Jimin ve Jungkook arabaya binmişti. Ne kadar mimari yapıları, giyim tarzları vs geleneksel olsa da teknolojileri çok gelişmişti. Jungkook reşit olduğu için ehliyeti de vardı ve çalışanlara arabayı kendisinin süreceğini söylediği için kimse onlarla birlikte değildi. Jungkook zaten ağır eğitimler görmüş hala daha görüyordu bu yüzden kendisini ve eşini koruyabilirdi. Korumaları almama nedeni de buydu. Jimin'de, Jungkook'un yanına oturmuş saraydan çıkmak için muhafızların kapıyı açmasını bekliyorlardı. Muhafızlardan biri gelmiş ve

"Efendim beklettiğimiz için özür dileriz ancak kapının önünde bir kargaşa çıktı. Hemen halledip sizi çıkaracağız."

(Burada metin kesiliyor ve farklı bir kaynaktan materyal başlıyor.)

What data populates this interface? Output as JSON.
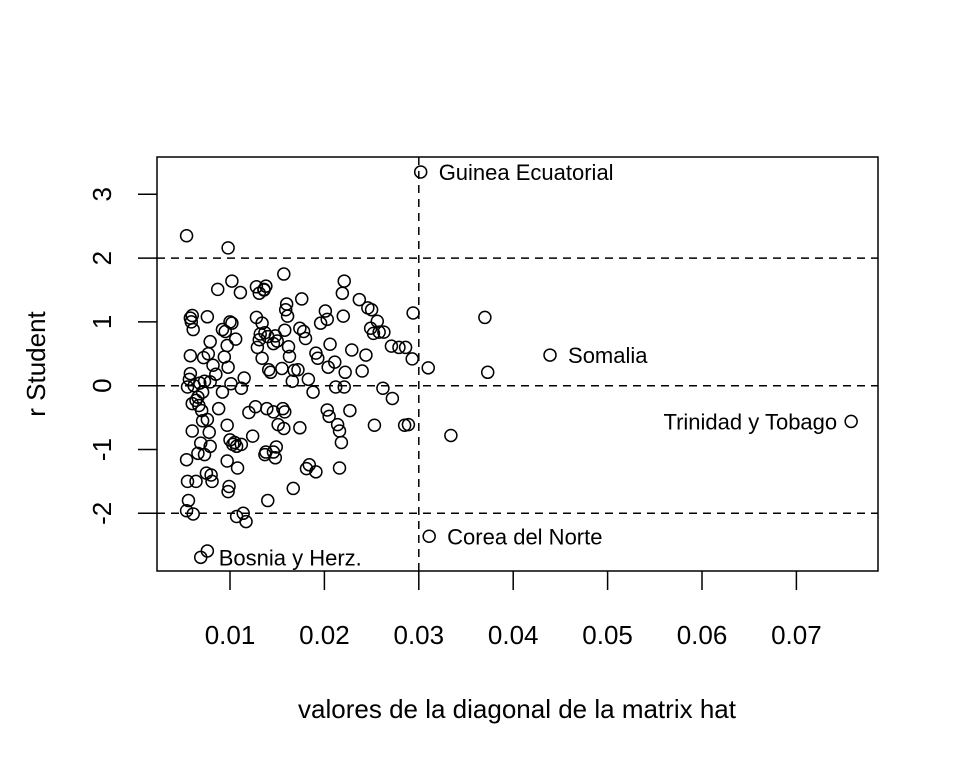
{
  "chart_data": {
    "type": "scatter",
    "title": "",
    "xlabel": "valores de la diagonal de la matrix hat",
    "ylabel": "r Student",
    "xlim": [
      0.0023,
      0.0786
    ],
    "ylim": [
      -2.92,
      3.57
    ],
    "x_ticks": [
      0.01,
      0.02,
      0.03,
      0.04,
      0.05,
      0.06,
      0.07
    ],
    "x_tick_labels": [
      "0.01",
      "0.02",
      "0.03",
      "0.04",
      "0.05",
      "0.06",
      "0.07"
    ],
    "y_ticks": [
      -2,
      -1,
      0,
      1,
      2,
      3
    ],
    "y_tick_labels": [
      "-2",
      "-1",
      "0",
      "1",
      "2",
      "3"
    ],
    "grid": false,
    "legend": null,
    "reference_lines": {
      "horizontal": [
        -2,
        0,
        2
      ],
      "vertical": [
        0.03
      ],
      "style": "dashed"
    },
    "annotations": [
      {
        "label": "Guinea Ecuatorial",
        "x": 0.0302,
        "y": 3.35,
        "pos": "right"
      },
      {
        "label": "Somalia",
        "x": 0.0439,
        "y": 0.48,
        "pos": "right"
      },
      {
        "label": "Trinidad y Tobago",
        "x": 0.0758,
        "y": -0.56,
        "pos": "left"
      },
      {
        "label": "Corea del Norte",
        "x": 0.0311,
        "y": -2.36,
        "pos": "right"
      },
      {
        "label": "Bosnia y Herz.",
        "x": 0.0069,
        "y": -2.69,
        "pos": "right"
      }
    ],
    "points": [
      [
        0.0302,
        3.35
      ],
      [
        0.0439,
        0.48
      ],
      [
        0.0758,
        -0.56
      ],
      [
        0.0311,
        -2.36
      ],
      [
        0.0069,
        -2.69
      ],
      [
        0.0076,
        -2.59
      ],
      [
        0.0054,
        2.35
      ],
      [
        0.0098,
        2.16
      ],
      [
        0.0058,
        1.06
      ],
      [
        0.006,
        1.1
      ],
      [
        0.0059,
        1.0
      ],
      [
        0.0061,
        0.88
      ],
      [
        0.0058,
        0.47
      ],
      [
        0.0058,
        0.19
      ],
      [
        0.0057,
        0.1
      ],
      [
        0.0055,
        -0.02
      ],
      [
        0.0062,
        0.0
      ],
      [
        0.006,
        -0.28
      ],
      [
        0.0064,
        -0.23
      ],
      [
        0.0067,
        -0.31
      ],
      [
        0.0066,
        -0.18
      ],
      [
        0.0071,
        -0.1
      ],
      [
        0.0068,
        0.04
      ],
      [
        0.0073,
        0.07
      ],
      [
        0.006,
        -0.71
      ],
      [
        0.0064,
        -1.5
      ],
      [
        0.0066,
        -1.06
      ],
      [
        0.0069,
        -0.9
      ],
      [
        0.0073,
        -1.08
      ],
      [
        0.0071,
        -0.55
      ],
      [
        0.0076,
        -0.53
      ],
      [
        0.0078,
        -0.73
      ],
      [
        0.0075,
        -1.37
      ],
      [
        0.008,
        -1.4
      ],
      [
        0.0081,
        -1.5
      ],
      [
        0.0079,
        -0.95
      ],
      [
        0.0054,
        -1.16
      ],
      [
        0.0055,
        -1.5
      ],
      [
        0.0056,
        -1.8
      ],
      [
        0.0054,
        -1.96
      ],
      [
        0.0061,
        -2.01
      ],
      [
        0.007,
        -0.39
      ],
      [
        0.0072,
        0.44
      ],
      [
        0.0077,
        0.5
      ],
      [
        0.0079,
        0.06
      ],
      [
        0.0082,
        0.32
      ],
      [
        0.0079,
        0.69
      ],
      [
        0.0076,
        1.08
      ],
      [
        0.0087,
        1.51
      ],
      [
        0.0092,
        0.88
      ],
      [
        0.0095,
        0.85
      ],
      [
        0.01,
        1.0
      ],
      [
        0.0102,
        0.98
      ],
      [
        0.0097,
        0.63
      ],
      [
        0.0094,
        0.45
      ],
      [
        0.0098,
        0.29
      ],
      [
        0.0101,
        0.03
      ],
      [
        0.0092,
        -0.1
      ],
      [
        0.0085,
        0.18
      ],
      [
        0.0088,
        -0.36
      ],
      [
        0.0097,
        -0.62
      ],
      [
        0.01,
        -0.85
      ],
      [
        0.0103,
        -0.92
      ],
      [
        0.0105,
        -0.89
      ],
      [
        0.0107,
        -0.95
      ],
      [
        0.0097,
        -1.18
      ],
      [
        0.0099,
        -1.58
      ],
      [
        0.0098,
        -1.66
      ],
      [
        0.0107,
        -2.05
      ],
      [
        0.0114,
        -2.0
      ],
      [
        0.0117,
        -2.13
      ],
      [
        0.0108,
        -1.29
      ],
      [
        0.0112,
        -0.92
      ],
      [
        0.0115,
        0.12
      ],
      [
        0.0112,
        -0.04
      ],
      [
        0.012,
        -0.42
      ],
      [
        0.0127,
        -0.33
      ],
      [
        0.0106,
        0.73
      ],
      [
        0.0102,
        1.64
      ],
      [
        0.0111,
        1.46
      ],
      [
        0.0128,
        1.55
      ],
      [
        0.0131,
        1.45
      ],
      [
        0.0136,
        1.5
      ],
      [
        0.0138,
        1.56
      ],
      [
        0.0136,
        1.51
      ],
      [
        0.0134,
        0.98
      ],
      [
        0.0132,
        0.81
      ],
      [
        0.0131,
        0.72
      ],
      [
        0.0137,
        0.83
      ],
      [
        0.014,
        0.77
      ],
      [
        0.0128,
        1.07
      ],
      [
        0.0129,
        0.6
      ],
      [
        0.0134,
        0.43
      ],
      [
        0.0141,
        0.25
      ],
      [
        0.0143,
        0.21
      ],
      [
        0.0146,
        0.66
      ],
      [
        0.0148,
        0.78
      ],
      [
        0.015,
        0.7
      ],
      [
        0.0139,
        -0.36
      ],
      [
        0.0146,
        -0.41
      ],
      [
        0.0151,
        -0.61
      ],
      [
        0.0137,
        -1.08
      ],
      [
        0.0138,
        -1.04
      ],
      [
        0.0146,
        -1.04
      ],
      [
        0.0149,
        -0.96
      ],
      [
        0.0148,
        -1.13
      ],
      [
        0.014,
        -1.8
      ],
      [
        0.0124,
        -0.79
      ],
      [
        0.0157,
        1.75
      ],
      [
        0.016,
        1.28
      ],
      [
        0.0159,
        1.19
      ],
      [
        0.0161,
        1.09
      ],
      [
        0.0158,
        0.87
      ],
      [
        0.0162,
        0.61
      ],
      [
        0.0163,
        0.46
      ],
      [
        0.0155,
        0.27
      ],
      [
        0.0156,
        -0.36
      ],
      [
        0.0158,
        -0.41
      ],
      [
        0.0157,
        -0.67
      ],
      [
        0.0166,
        0.07
      ],
      [
        0.0168,
        0.24
      ],
      [
        0.0172,
        0.25
      ],
      [
        0.0174,
        -0.66
      ],
      [
        0.0176,
        1.36
      ],
      [
        0.0174,
        0.9
      ],
      [
        0.0178,
        0.85
      ],
      [
        0.018,
        0.74
      ],
      [
        0.0183,
        0.1
      ],
      [
        0.0188,
        -0.1
      ],
      [
        0.0167,
        -1.61
      ],
      [
        0.0181,
        -1.3
      ],
      [
        0.0184,
        -1.24
      ],
      [
        0.0191,
        -1.35
      ],
      [
        0.0191,
        0.51
      ],
      [
        0.0193,
        0.43
      ],
      [
        0.0196,
        0.98
      ],
      [
        0.0201,
        1.17
      ],
      [
        0.0203,
        1.04
      ],
      [
        0.0206,
        0.65
      ],
      [
        0.0204,
        0.29
      ],
      [
        0.0203,
        -0.38
      ],
      [
        0.0205,
        -0.48
      ],
      [
        0.0212,
        -0.02
      ],
      [
        0.0211,
        0.37
      ],
      [
        0.0214,
        -0.61
      ],
      [
        0.0216,
        -0.71
      ],
      [
        0.0218,
        -0.89
      ],
      [
        0.0216,
        -1.29
      ],
      [
        0.0219,
        1.45
      ],
      [
        0.0221,
        1.64
      ],
      [
        0.022,
        1.09
      ],
      [
        0.0222,
        0.21
      ],
      [
        0.0221,
        -0.02
      ],
      [
        0.0227,
        -0.39
      ],
      [
        0.0229,
        0.56
      ],
      [
        0.0237,
        1.35
      ],
      [
        0.0244,
        0.48
      ],
      [
        0.024,
        0.23
      ],
      [
        0.0246,
        1.22
      ],
      [
        0.025,
        1.19
      ],
      [
        0.0249,
        0.9
      ],
      [
        0.0252,
        0.82
      ],
      [
        0.0253,
        -0.62
      ],
      [
        0.0256,
        1.01
      ],
      [
        0.0258,
        0.84
      ],
      [
        0.0263,
        0.84
      ],
      [
        0.0262,
        -0.04
      ],
      [
        0.0271,
        0.62
      ],
      [
        0.0279,
        0.6
      ],
      [
        0.0286,
        0.6
      ],
      [
        0.0272,
        -0.2
      ],
      [
        0.0293,
        0.42
      ],
      [
        0.0285,
        -0.62
      ],
      [
        0.0289,
        -0.61
      ],
      [
        0.0294,
        1.14
      ],
      [
        0.031,
        0.28
      ],
      [
        0.0334,
        -0.78
      ],
      [
        0.037,
        1.07
      ],
      [
        0.0373,
        0.21
      ]
    ]
  }
}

Demişti. Aradan beş dakika geçtiğinde ise kapı açılmıştı. Jungkook arabayı sürerken Jimin'in gözüne bir şey takılmıştı. Muhafızlar bir adamı tutup sürüklüyordu. Jimin telaşla Jungkook'a dönmüş ve

"Jungkook muhafızlar neden o adamı sürüklüyor?"

Demişti. Jungkook ise:

"İsyan çıkartmak için gelmiştir."

Demiş çok umursamamıştı. Tam ilerleyecekken Jimin:

"Jungkook dur lütfen. Gerçekten merak ettim ne olduğunu."

Demişti. Jungkook ise:

"Bebeğim çok kurcalamasak mı vardır muhafızların bir bildiği. Belli ki bize zarar vermek istiyor o yüzden muhafızlar onu uzaklaştırıyor."

Demişti. Jimin ise kaşlarını çatarak Jungkook'a dönmüş ve

"Sevgilim ben öyle düşünmüyorum. Bize zarar vermek istese tek başına gelmezdi buraya. Ayrıca saraydan uzaklaştırılmaz zindana atılırdı. Daha farklı bir şeyler varmış gibi."

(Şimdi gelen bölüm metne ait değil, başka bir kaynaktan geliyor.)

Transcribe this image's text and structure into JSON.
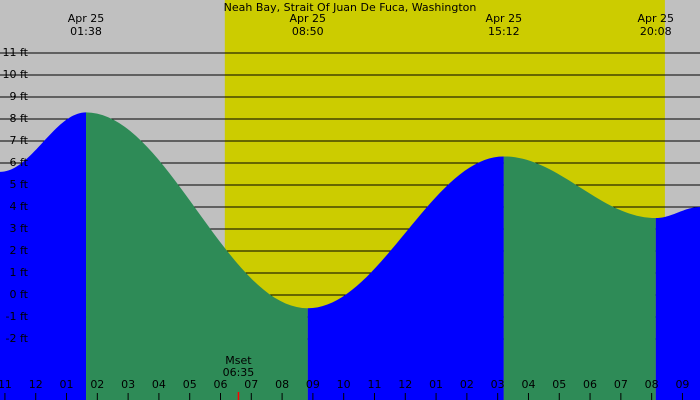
{
  "chart_data": {
    "type": "area",
    "title": "Neah Bay, Strait Of Juan De Fuca, Washington",
    "x": [
      -1.16,
      1.633,
      8.833,
      15.2,
      20.133,
      21.57
    ],
    "series": [
      {
        "values": [
          5.6,
          8.3,
          -0.6,
          6.3,
          3.5,
          4.0
        ],
        "rising_color": "#0000ff",
        "falling_color": "#2e8b57"
      }
    ],
    "extremes": [
      {
        "date": "Apr 25",
        "time": "01:38",
        "x": 1.633
      },
      {
        "date": "Apr 25",
        "time": "08:50",
        "x": 8.833
      },
      {
        "date": "Apr 25",
        "time": "15:12",
        "x": 15.2
      },
      {
        "date": "Apr 25",
        "time": "20:08",
        "x": 20.133
      }
    ],
    "annotations": [
      {
        "label": "Mset",
        "time": "06:35",
        "x": 6.583,
        "color": "#ff0000"
      }
    ],
    "daylight": [
      6.14,
      20.43
    ],
    "background_color": "#c0c0c0",
    "daylight_color": "#cccc00",
    "xlim": [
      -1.16,
      21.57
    ],
    "ylim": [
      -4.77,
      13.41
    ],
    "yticks": [
      {
        "value": -2,
        "label": "-2 ft"
      },
      {
        "value": -1,
        "label": "-1 ft"
      },
      {
        "value": 0,
        "label": "0 ft"
      },
      {
        "value": 1,
        "label": "1 ft"
      },
      {
        "value": 2,
        "label": "2 ft"
      },
      {
        "value": 3,
        "label": "3 ft"
      },
      {
        "value": 4,
        "label": "4 ft"
      },
      {
        "value": 5,
        "label": "5 ft"
      },
      {
        "value": 6,
        "label": "6 ft"
      },
      {
        "value": 7,
        "label": "7 ft"
      },
      {
        "value": 8,
        "label": "8 ft"
      },
      {
        "value": 9,
        "label": "9 ft"
      },
      {
        "value": 10,
        "label": "10 ft"
      },
      {
        "value": 11,
        "label": "11 ft"
      }
    ],
    "xticks": [
      {
        "value": -1,
        "label": "11"
      },
      {
        "value": 0,
        "label": "12"
      },
      {
        "value": 1,
        "label": "01"
      },
      {
        "value": 2,
        "label": "02"
      },
      {
        "value": 3,
        "label": "03"
      },
      {
        "value": 4,
        "label": "04"
      },
      {
        "value": 5,
        "label": "05"
      },
      {
        "value": 6,
        "label": "06"
      },
      {
        "value": 7,
        "label": "07"
      },
      {
        "value": 8,
        "label": "08"
      },
      {
        "value": 9,
        "label": "09"
      },
      {
        "value": 10,
        "label": "10"
      },
      {
        "value": 11,
        "label": "11"
      },
      {
        "value": 12,
        "label": "12"
      },
      {
        "value": 13,
        "label": "01"
      },
      {
        "value": 14,
        "label": "02"
      },
      {
        "value": 15,
        "label": "03"
      },
      {
        "value": 16,
        "label": "04"
      },
      {
        "value": 17,
        "label": "05"
      },
      {
        "value": 18,
        "label": "06"
      },
      {
        "value": 19,
        "label": "07"
      },
      {
        "value": 20,
        "label": "08"
      },
      {
        "value": 21,
        "label": "09"
      }
    ],
    "grid": true
  }
}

Demişti. Jungkook ise düşününce Jimin'in dediğini haklı bulmuştu.

"Haklısın güzelim. Bakacağım oraya ama sen arabada bekle tamam mı? Zarar verme amaçlı olduğunu da hesaba katmamız gerekiyor. Sana zarar versin istemem."

Demiş ve sevgilisinin yanağını öpüp arabadan çıkmıştı. Jimin ise yüzünü bile göremediği adamın yanına giden sevgilisini izliyordu.

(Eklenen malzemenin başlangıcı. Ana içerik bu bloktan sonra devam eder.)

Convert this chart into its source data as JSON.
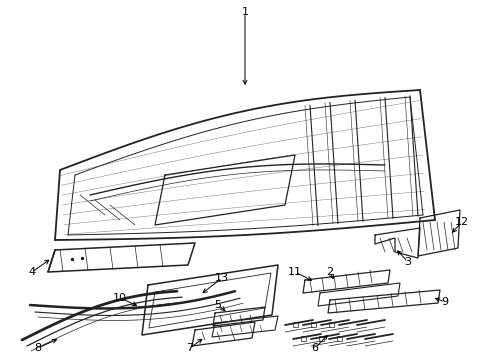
{
  "bg_color": "#ffffff",
  "line_color": "#222222",
  "text_color": "#000000",
  "fig_width": 4.89,
  "fig_height": 3.6,
  "dpi": 100
}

Jungkook arabadan inmiş ve adamın yanına gitmeye başlamıştı. Jungkook'u fark eden muhafızlar sorun olmadığını söyleseler de Jungkook ne olduğunu sormuştu.

"Efendim bu adam yıllardır her gün gelir buraya. Defalarca yollasak da geri geliyor. Bazen zor kullanıyoruz ama yok. Gitmiyor."

Demişti. Jungkook ise:

"Bize neden haber vermediniz."

Diyince;

"Efendim kraliçemizin haberi var."

Cevabını almıştı. Jungkook ise şaşırmıştı. Annesi biliyor ve müdahale etmiyordu. İstese adamı çoktan öldürmüştü ancak yapmıyordu. Bu iş daha fazla aklını kurcalamaya başlamıştı. Jungkook muhafızları "ben halledeceğim." diyerek yollamıştı. Sonrasında ise yerde oturup ağlayan adamın yanına yaklaşmıştı. Adam öyle içli ağlıyordu ki tüyleri diken diken olmuştu.

Yere eğilip adamı incelemişti. Hiç görmediği biriydi.

"Efendim iyi misiniz?"

Demişti prens. İyi olmadığının farkındaydı. Sadece konuşmayı başlatmak için sormuştu. Adam ise başını kaldırmış ve kendisine bakan çocuğa bakmıştı heyecanla.

"Yardım edin bana efendim. Yalvarırım size. Oğlumu arıyorum. Yalvarırım yavrumu bulmama yardım edin."

Demişti. Jungkook ise ağlayan adamın yanına oturmuştu.